The drone phenomenon is bound to increase the number of civilian dead in any empirical adventures by the technologically-advanced but tribal “west” on several fronts: shooting or bombing people from the air will never be accurate, it is not a face-to-face encounter as on the battlefield and so is in fact a casual judge, jury and execution in one; and as the perpetrator is seated at a console on the other side of the planet, he or she feels no remorse nor danger.


The attack on the 17th March caused fury - as with all previous airborne attacks, the victims were random: most of the dead were tribal elders and police attending an open-air meeting.
“We are a people who wait 100 years to exact revenge. We never forgive our enemy,” the surviving Pakistani elders stated.

General Hayden denied the attacks were state-authorised assassinations. He said the US was at war with al-Qaeda and the Taliban, and was simply acting in self-defence.
When Peter Taylor (BBC Two's The Secret War on Terror) pointed out that legally the war was in Afghanistan not Pakistan, he said that was not how the American administration looked at it.
“No they're not assassinations. This is a war, this is action against opposing armed enemy force. This is an inherent right of America to self-defence.”
If you think you have heard this line before, of course: it’s a macrocosmic version of the Israeli justification for bombing Palestinian villages.

Another link to Palestine is the Israeli arms industry, knocking out and exporting, among other things, drones. The European Union has given Israel direct funding for research in a programme called FP7; this has been getting channelled into military projects. In the end, the EU has been subsidising the manufacture of arms including drones, some of which it or its allies will then have bought.

The RAF is already using Predator drones, described as UAVs (unmanned aerial vehicles) carrying Hellfire missiles or Paveway bombs, in Afghanistan.

What fun, boys!



The ECCP Briefing Paper - March 2011

The Israeli military and security industry

The Israeli military and security industry plays a pivotal role in the violent oppression of the Palestinians. The domestic industry provides a large proportion/majority of the weapons and equipment used by the Israeli military against Palestinians and the materials and systems for the construction and operation of Israel's illegal Apartheid Wall and settlements. Further still, the manufacture and export of weapons and other military equipment is crucial to the Israeli economy and its ability to continue its violations of international law. Israeli defence and security companies promote their products on the basis that they are "tested" in real world situations: the Palestinians are the guinea pigs in this testing laboratory. The violence experienced by Palestinians has become a source of profit; profit which itself surely motivates further violence. As former Israeli Defence Minister Moshe Arens explained, "Israel's largest comparative advantage is in military products, because these demand advanced technology on one hand and military experience on the other…no country in the world is as dependent on arms sales as Israel. The Jaffa orange is fast being edged out of the public consciousness by the Uzi submachine gun as Israel's major export. Israel is the largest per capita arms exporter in the world".
Those who trade arms with Israel or cooperate with its military and security industry support Israel's continued violence against Palestinians and give a green light to continued Israeli violations of international law.

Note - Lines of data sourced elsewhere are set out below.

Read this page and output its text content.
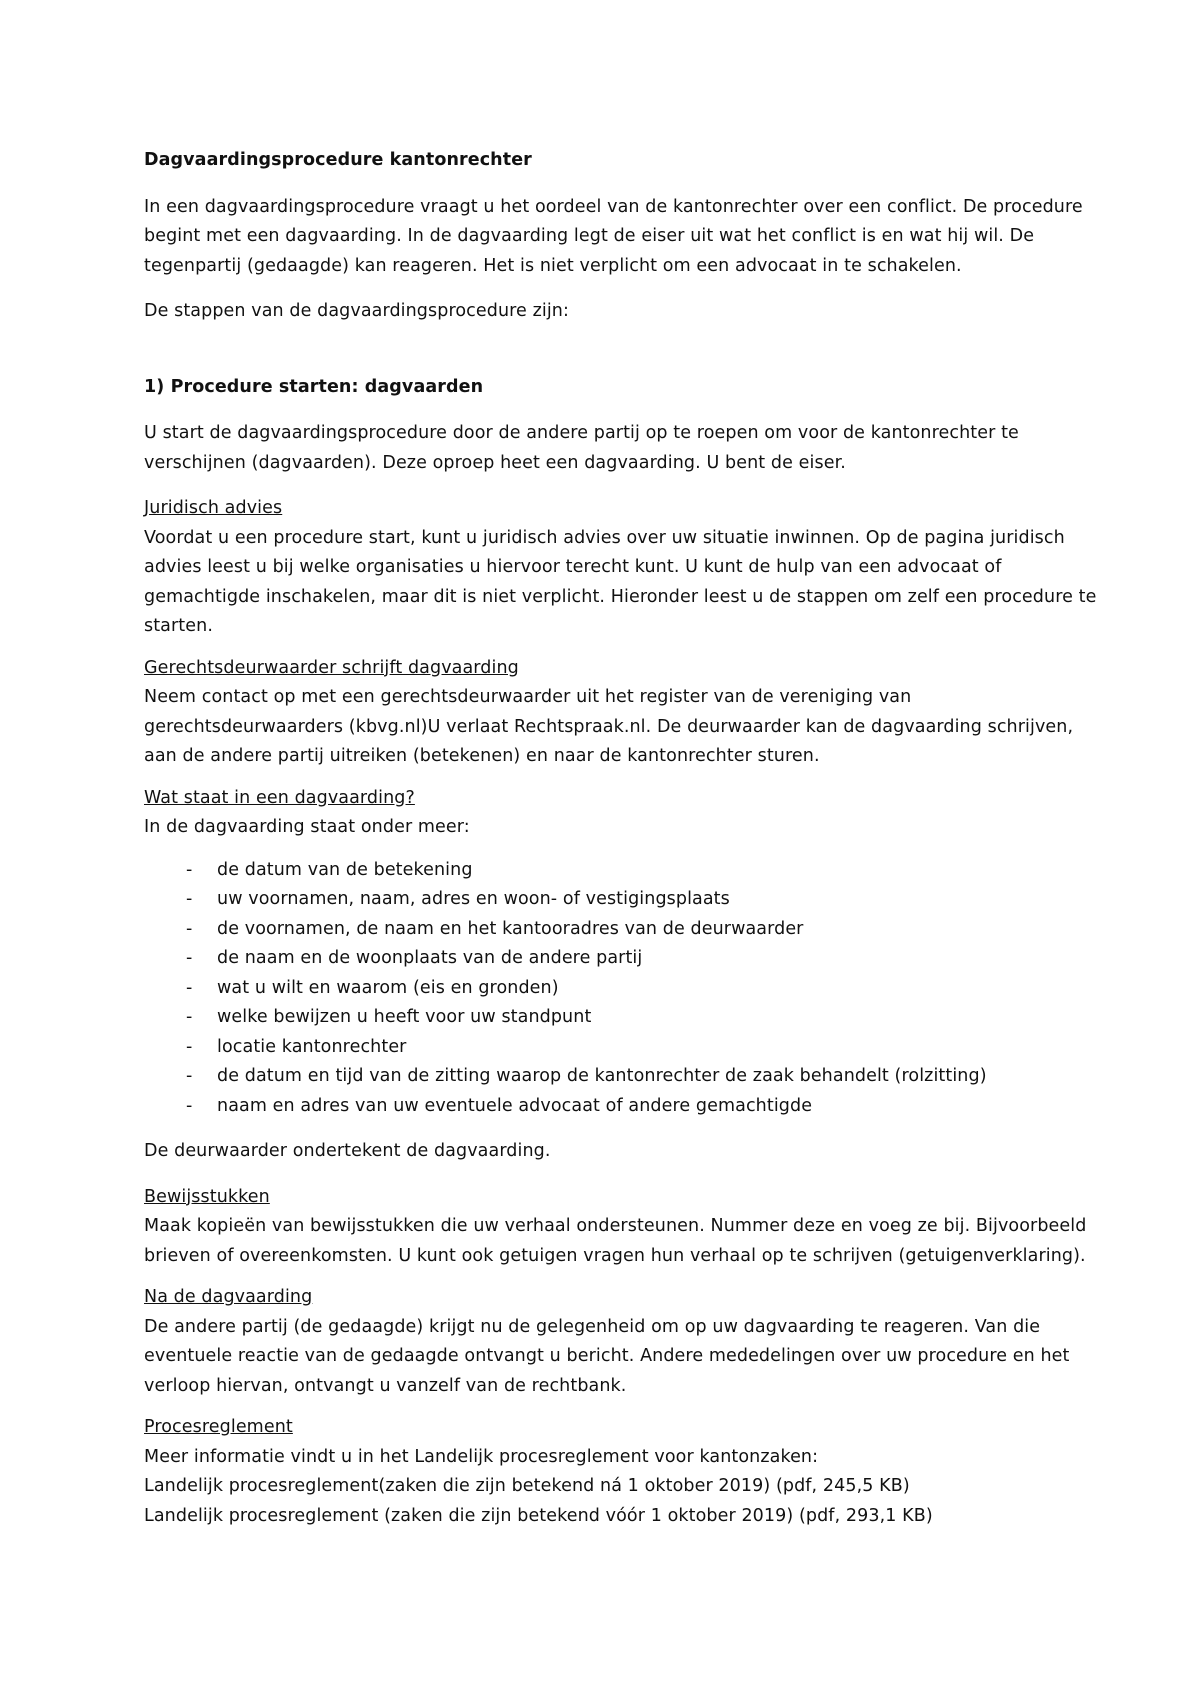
Dagvaardingsprocedure kantonrechter

In een dagvaardingsprocedure vraagt u het oordeel van de kantonrechter over een conflict. De procedure begint met een dagvaarding. In de dagvaarding legt de eiser uit wat het conflict is en wat hij wil. De tegenpartij (gedaagde) kan reageren. Het is niet verplicht om een advocaat in te schakelen.

De stappen van de dagvaardingsprocedure zijn:

1) Procedure starten: dagvaarden

U start de dagvaardingsprocedure door de andere partij op te roepen om voor de kantonrechter te verschijnen (dagvaarden). Deze oproep heet een dagvaarding. U bent de eiser.

Juridisch advies
Voordat u een procedure start, kunt u juridisch advies over uw situatie inwinnen. Op de pagina juridisch advies leest u bij welke organisaties u hiervoor terecht kunt. U kunt de hulp van een advocaat of gemachtigde inschakelen, maar dit is niet verplicht. Hieronder leest u de stappen om zelf een procedure te starten.
Gerechtsdeurwaarder schrijft dagvaarding
Neem contact op met een gerechtsdeurwaarder uit het register van de vereniging van gerechtsdeurwaarders (kbvg.nl)U verlaat Rechtspraak.nl. De deurwaarder kan de dagvaarding schrijven, aan de andere partij uitreiken (betekenen) en naar de kantonrechter sturen.
Wat staat in een dagvaarding?
In de dagvaarding staat onder meer:
- de datum van de betekening
- uw voornamen, naam, adres en woon- of vestigingsplaats
- de voornamen, de naam en het kantooradres van de deurwaarder
- de naam en de woonplaats van de andere partij
- wat u wilt en waarom (eis en gronden)
- welke bewijzen u heeft voor uw standpunt
- locatie kantonrechter
- de datum en tijd van de zitting waarop de kantonrechter de zaak behandelt (rolzitting)
- naam en adres van uw eventuele advocaat of andere gemachtigde

De deurwaarder ondertekent de dagvaarding.

Bewijsstukken
Maak kopieën van bewijsstukken die uw verhaal ondersteunen. Nummer deze en voeg ze bij. Bijvoorbeeld brieven of overeenkomsten. U kunt ook getuigen vragen hun verhaal op te schrijven (getuigenverklaring).
Na de dagvaarding
De andere partij (de gedaagde) krijgt nu de gelegenheid om op uw dagvaarding te reageren. Van die eventuele reactie van de gedaagde ontvangt u bericht. Andere mededelingen over uw procedure en het verloop hiervan, ontvangt u vanzelf van de rechtbank.
Procesreglement
Meer informatie vindt u in het Landelijk procesreglement voor kantonzaken:
Landelijk procesreglement(zaken die zijn betekend ná 1 oktober 2019) (pdf, 245,5 KB)
Landelijk procesreglement (zaken die zijn betekend vóór 1 oktober 2019) (pdf, 293,1 KB)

Israel and the Seventh Framework Program for Research

With a budget of €50.5bn, the Seventh Framework Program for Research (FP7) is the European Union's main research funding and collaboration vehicle and is due to run until 2013. As part of the benefits ascribed to Israel as part of the EU-Israel Association Agreement, Israeli research entities are equally eligible for research funding as those based in EU member states. The EU is Israel's second biggest source of public research funding after the Israel Science Foundation. All full participants in FP7, including Israel, make a contribution to FP7 based on their gross domestic product.


Jill Evans, Plaid Cymru MEP for Welsh Region, told us lobbyists in Brussels that Israeli UAVs (drones) are tested from an airfield at Aberporth on the Welsh coast near Cardigan, one of which crashed on the airfield a few days ago. She said that the Israeli company making the drones receives financial support from the Welsh government. The Welsh firm at the site is very small with about six employees, so it is not a significant local employer, but size in this case hardly matters: the connection is there.